NO HAVE YOU GOT SKYPE


----------



## AzroWolf (Jul 14, 2016)

lockaboss said:


> NO HAVE YOU GOT SKYPE


YEAH I HAVE SKYPE!


----------



## nessgamer159 (Jul 14, 2016)

Hello! I've also been looking for some furry friends!!! o(^◇^)o


----------



## lockaboss (Jul 14, 2016)

AzroWolf said:


> YEAH I HAVE SKYPE


ADD ME MY NAME IS SUPER SMEXY


----------



## AzroWolf (Jul 14, 2016)

nessgamer159 said:


> Hello! I've also been looking for some furry friends!!! o(^◇^)o


You're in luck, I'm your new friend!


----------



## nessgamer159 (Jul 14, 2016)

Yay!!!!!!


----------



## FakBaba (Jul 15, 2016)

cAN I BE UR FRIEND :'3
all of you :'D


----------



## Awf (Jul 22, 2016)

My steam is Steam Community :: Trump did nothing wrong
My Xbox live is FilthyPrankd
If you want my skype I will give it to you in a private conversation because its my IRL name


----------



## Sergei Nóhomo (Jul 22, 2016)

lockaboss said:


> ADD ME MY NAME IS SUPER SMEXY



The unquenchable thirst is real


----------



## AzroWolf (Jul 22, 2016)

Awf said:


> My steam is Steam Community :: Trump did nothing wrong
> My Xbox live is FilthyPrankd
> If you want my skype I will give it to you in a private conversation because its my IRL name


I'll add you on Skype just message never privately


----------



## QueenMegajoulan (Aug 8, 2016)

Would I suffice as a friend? I am called Megajoulan pretty much everywhere except for Kik. I made that account when I was little and didn't have a good name. I think I'm called 'jolanml' or something there


----------



## Kayako (Sep 27, 2016)

I am on Steam as mspurji.  Happy to have more friends, if you like!


----------



## QueenMegajoulan (Sep 27, 2016)

Kayako said:


> I am on Steam as mspurji.  Happy to have more friends, if you like!
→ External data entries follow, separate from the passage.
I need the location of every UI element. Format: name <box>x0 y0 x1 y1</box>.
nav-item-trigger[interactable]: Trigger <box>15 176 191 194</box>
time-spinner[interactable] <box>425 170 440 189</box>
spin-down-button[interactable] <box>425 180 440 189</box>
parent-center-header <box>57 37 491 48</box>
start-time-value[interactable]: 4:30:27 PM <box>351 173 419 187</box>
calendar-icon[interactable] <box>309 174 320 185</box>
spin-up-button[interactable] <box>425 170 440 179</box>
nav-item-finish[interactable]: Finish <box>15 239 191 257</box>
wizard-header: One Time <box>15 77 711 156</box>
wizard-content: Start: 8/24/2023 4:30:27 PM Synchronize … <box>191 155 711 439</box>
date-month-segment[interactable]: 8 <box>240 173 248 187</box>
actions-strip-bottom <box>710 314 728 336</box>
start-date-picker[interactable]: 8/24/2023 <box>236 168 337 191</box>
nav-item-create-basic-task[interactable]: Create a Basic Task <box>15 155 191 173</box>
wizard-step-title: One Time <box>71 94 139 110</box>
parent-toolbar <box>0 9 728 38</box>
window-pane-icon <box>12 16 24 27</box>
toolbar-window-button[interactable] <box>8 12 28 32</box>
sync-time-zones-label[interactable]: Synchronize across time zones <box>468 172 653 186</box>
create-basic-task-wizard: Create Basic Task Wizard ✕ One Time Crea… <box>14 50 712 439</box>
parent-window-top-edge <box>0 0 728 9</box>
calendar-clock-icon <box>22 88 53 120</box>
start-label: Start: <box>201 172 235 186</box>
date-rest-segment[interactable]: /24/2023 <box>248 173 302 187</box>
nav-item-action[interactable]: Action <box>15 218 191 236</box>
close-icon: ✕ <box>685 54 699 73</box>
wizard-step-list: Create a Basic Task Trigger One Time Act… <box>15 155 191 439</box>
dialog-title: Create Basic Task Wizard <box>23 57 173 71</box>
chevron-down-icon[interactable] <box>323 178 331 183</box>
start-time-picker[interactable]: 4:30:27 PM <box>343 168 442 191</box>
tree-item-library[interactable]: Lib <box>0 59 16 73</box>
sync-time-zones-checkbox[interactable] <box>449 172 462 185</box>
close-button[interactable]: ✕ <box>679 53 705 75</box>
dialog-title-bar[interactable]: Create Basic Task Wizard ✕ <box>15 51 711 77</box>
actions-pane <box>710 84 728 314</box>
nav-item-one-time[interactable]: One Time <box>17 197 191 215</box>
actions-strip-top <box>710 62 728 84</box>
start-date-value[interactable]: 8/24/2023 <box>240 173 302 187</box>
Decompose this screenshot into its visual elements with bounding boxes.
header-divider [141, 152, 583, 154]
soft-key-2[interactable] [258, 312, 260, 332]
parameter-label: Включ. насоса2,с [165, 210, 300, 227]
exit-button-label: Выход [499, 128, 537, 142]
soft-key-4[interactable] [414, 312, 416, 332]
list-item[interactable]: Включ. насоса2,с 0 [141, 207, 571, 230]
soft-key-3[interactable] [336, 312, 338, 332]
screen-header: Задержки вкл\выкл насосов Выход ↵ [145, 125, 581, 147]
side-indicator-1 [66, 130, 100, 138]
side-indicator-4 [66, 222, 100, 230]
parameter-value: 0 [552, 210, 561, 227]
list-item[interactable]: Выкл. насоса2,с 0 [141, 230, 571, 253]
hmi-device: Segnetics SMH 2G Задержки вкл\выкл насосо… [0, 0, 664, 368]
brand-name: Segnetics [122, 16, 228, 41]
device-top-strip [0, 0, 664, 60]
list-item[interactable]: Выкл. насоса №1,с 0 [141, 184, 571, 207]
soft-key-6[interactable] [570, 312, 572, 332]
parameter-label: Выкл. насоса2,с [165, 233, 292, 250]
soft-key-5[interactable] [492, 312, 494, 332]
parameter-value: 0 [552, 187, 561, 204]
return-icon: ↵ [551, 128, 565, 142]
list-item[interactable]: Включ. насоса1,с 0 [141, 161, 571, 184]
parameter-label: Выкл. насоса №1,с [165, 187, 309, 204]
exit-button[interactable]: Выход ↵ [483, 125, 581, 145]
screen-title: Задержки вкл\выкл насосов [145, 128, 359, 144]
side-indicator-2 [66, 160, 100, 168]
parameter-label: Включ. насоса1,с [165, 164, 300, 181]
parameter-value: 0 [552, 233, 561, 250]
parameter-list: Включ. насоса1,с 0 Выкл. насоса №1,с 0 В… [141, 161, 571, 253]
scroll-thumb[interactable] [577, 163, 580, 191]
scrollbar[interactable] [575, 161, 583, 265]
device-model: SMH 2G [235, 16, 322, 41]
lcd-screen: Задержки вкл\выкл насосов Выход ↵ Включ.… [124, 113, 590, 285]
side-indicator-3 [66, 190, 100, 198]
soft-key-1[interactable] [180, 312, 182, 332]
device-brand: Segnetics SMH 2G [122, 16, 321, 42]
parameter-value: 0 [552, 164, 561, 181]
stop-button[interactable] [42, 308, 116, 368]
I cannot seem to find you using that search term. Would you mind giving a link to your profile?


----------



## Kayako (Sep 27, 2016)

QueenMegajoulan said:


> I cannot seem to find you using that search term. Would you mind giving a link to your profile?


Steam Community :: Purji


----------



## QueenMegajoulan (Sep 27, 2016)

Kayako said:


> Steam Community :: Purji



Thank you kindly~


----------



## real time strategist (Sep 27, 2016)

if you search Le Fishy on steam my friends all have been able to find it (if you can't its the one with the chaos marine) I mostly enjoy RTS's but i'm up for mostly anything


----------



## Aaron Whitepaw (Sep 28, 2016)

lol, same age


----------



## AzroWolf (Nov 7, 2016)

Dino_Nerd said:


> PM me and I'll share contact info and all that jazz, always nice to have someone to talk to.
> 
> 
> 
> As long as you don't judge me for being old...


I got many old friends, I won't judge


----------



## Mr.Foox (Nov 7, 2016)

My tag for Xbox is GhosTmaus if your interested! I also have a ton of accounts on various sites, just ask if you want. Nice to meet you!


----------



## AzroWolf (Nov 7, 2016)

Aaron Whitepaw said:


> lol, same age


Cool


----------